Cultura (di P. Isotta). A 500 anni dalla morte di Raffaello, il Beethoven dell’arte

La precoce morte di Raffaello, cinquecento anni fa (1520), è una delle massime sventure dell’arte: come quelle di Catullo, di Giorgione, di  Mozart, di Schubert, di Bellini. Io non so se e come il genio di Raffaello e di Mozart si sarebbe ulteriormente sviluppato: le opere che lasciano ne danno una testimonianza completa. Ai funerali di Schubert, invece, Grillparzer tenne un discorso con le commoventi e terribili parole: “Questa tomba contiene un ricchissimo tesoro e ancor più ricche speranze.”

A riflettere, se si può, sul senso dell’arte di Raffaello, torna un ricorrente interrogativo. Il genio è inspiegabile; la grandezza è più intuibile che definibile: ma un artista va valutato alla stregua dell’analisi dello stile e delle circostanze storiche onde sorge e si afferma. È possibile, insieme, mettere da banda il Zeitgeist (lo spirito del tempo), e dare un’interpretazione metastorica dell’ethos e dello stile? Esistono categorie stilistiche assolute, a prescindere dalle circostanze storiche? Esiste un Classico assoluto, un Barocco assoluto? Mario Praz mi ha insegnato che anche tale metodo di analisi è possibile, pur se rischioso per la facilità con la quale può finire in mano ai ciarlatani.

Ciò vale quale presupposto per tentar d’indagare le affinità metastoriche fra l’arte della figura e la musica. È ricorrente il parallelo: Raffaello è il Mozart della pittura, Michelangelo il Beethoven della pittura e della scultura. Ciò si afferma sin dal Romanticismo francese, da Balzac, a volte da Stendhal. (Sempre che Raffaello non venga, a volte, considerato l’analogo di Pergolesi o Cimarosa…) Arthur de Gobinaeu, se dimentichiamo il libro sull’inegualità delle razze, è un grande narratore e un fine pensatore.
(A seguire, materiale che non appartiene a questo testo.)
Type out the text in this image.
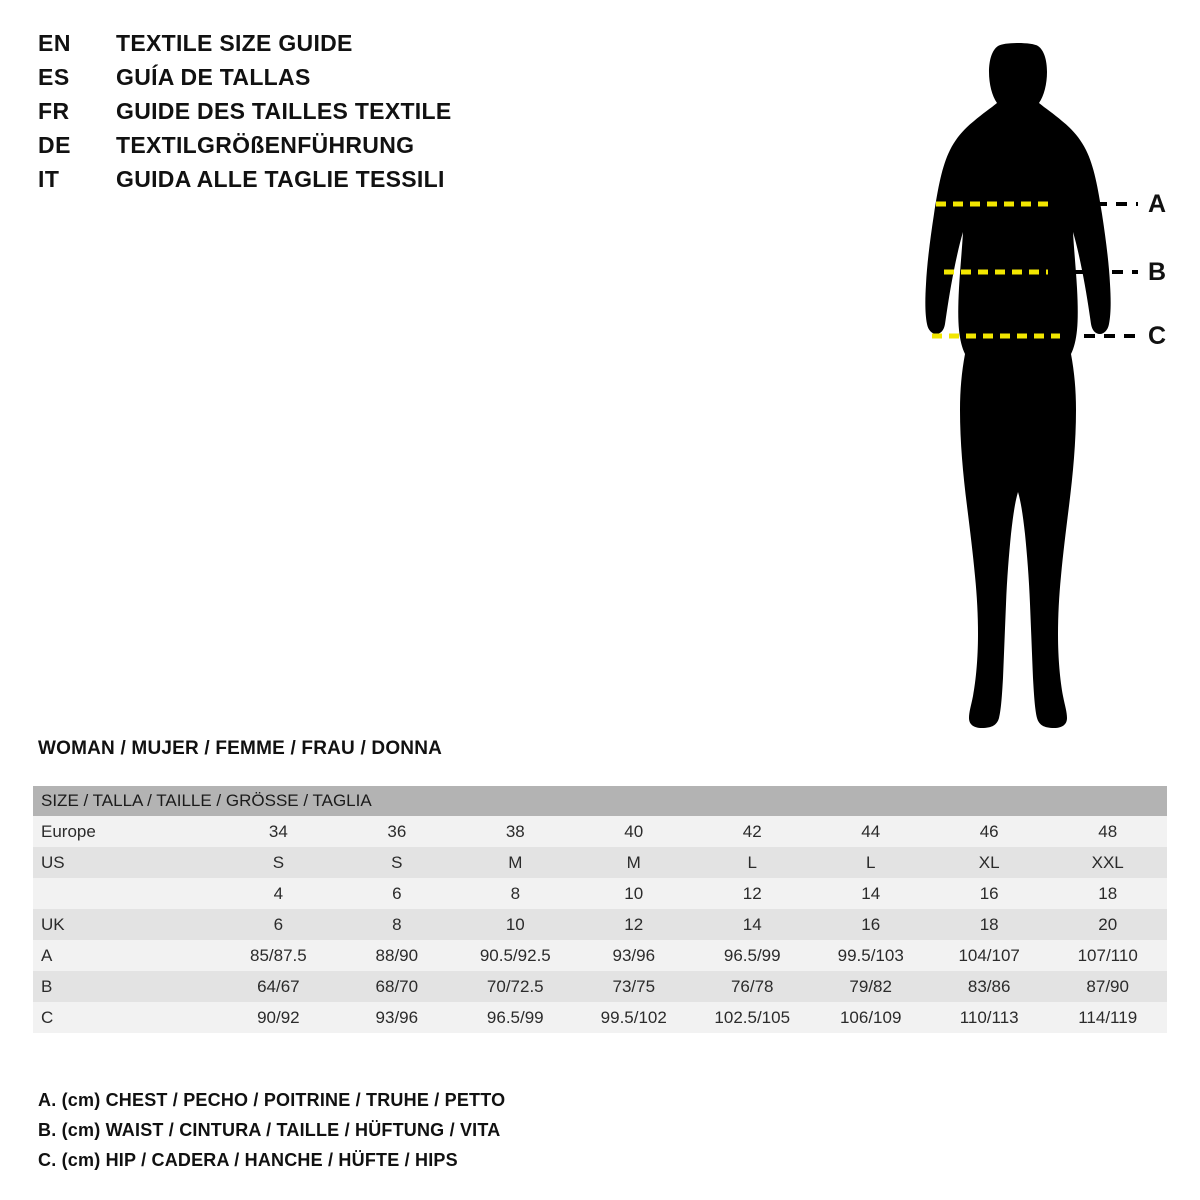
EN	TEXTILE SIZE GUIDE
ES	GUÍA DE TALLAS
FR	GUIDE DES TAILLES TEXTILE
DE	TEXTILGRÖßENFÜHRUNG
IT	GUIDA ALLE TAGLIE TESSILI
A
B
C
WOMAN / MUJER / FEMME / FRAU / DONNA
SIZE / TALLA / TAILLE / GRÖSSE / TAGLIA								
Europe	34	36	38	40	42	44	46	48
US	S	S	M	M	L	L	XL	XXL
	4	6	8	10	12	14	16	18
UK	6	8	10	12	14	16	18	20
A	85/87.5	88/90	90.5/92.5	93/96	96.5/99	99.5/103	104/107	107/110
B	64/67	68/70	70/72.5	73/75	76/78	79/82	83/86	87/90
C	90/92	93/96	96.5/99	99.5/102	102.5/105	106/109	110/113	114/119
A. (cm) CHEST / PECHO / POITRINE / TRUHE / PETTO
B. (cm) WAIST / CINTURA / TAILLE / HÜFTUNG / VITA
C. (cm) HIP / CADERA / HANCHE / HÜFTE / HIPS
Nel mirabile romanzo-saggio La Renaissance, Il Rinascimento, egli immagina il pianto di Michelangelo alla morte del più giovane genio, e gli fa affermare addirittura di sentirne la superiorità rispetto a lui, destinato a tanto sopravvivergli. Or, Beethoven è l’essenza stessa del Classico insieme con il presagio di un suo superamento; e la sua arte non è solo monumentale e sintetica, è piena di delicatezze che trovi soprattutto nella Sonate e nei Quartetti, oltre che in alcuni tempi di Sinfonia, come il secondo della Quarta. Un’interpretazione strettamente storica porta a legarlo a David, ad Appiani, a Canova: Classico e Neoclassico convivono. Se si pensa che l’arte di Michelangelo contiene pur essa delicatezze infinite, il parallelo con Beethoven pare innegabile. Io tuttavia accosterei l’autore della Cappella Sistina ancor più al sommo Haydn delle opere successive alla morte di Mozart, La Creazione, Le Stagioni, le ultime Messe, ove alla grandiosità classica si aggiunge uno spirito panteista che il compositore in se stesso ignorava e che di Beethoven è proprio.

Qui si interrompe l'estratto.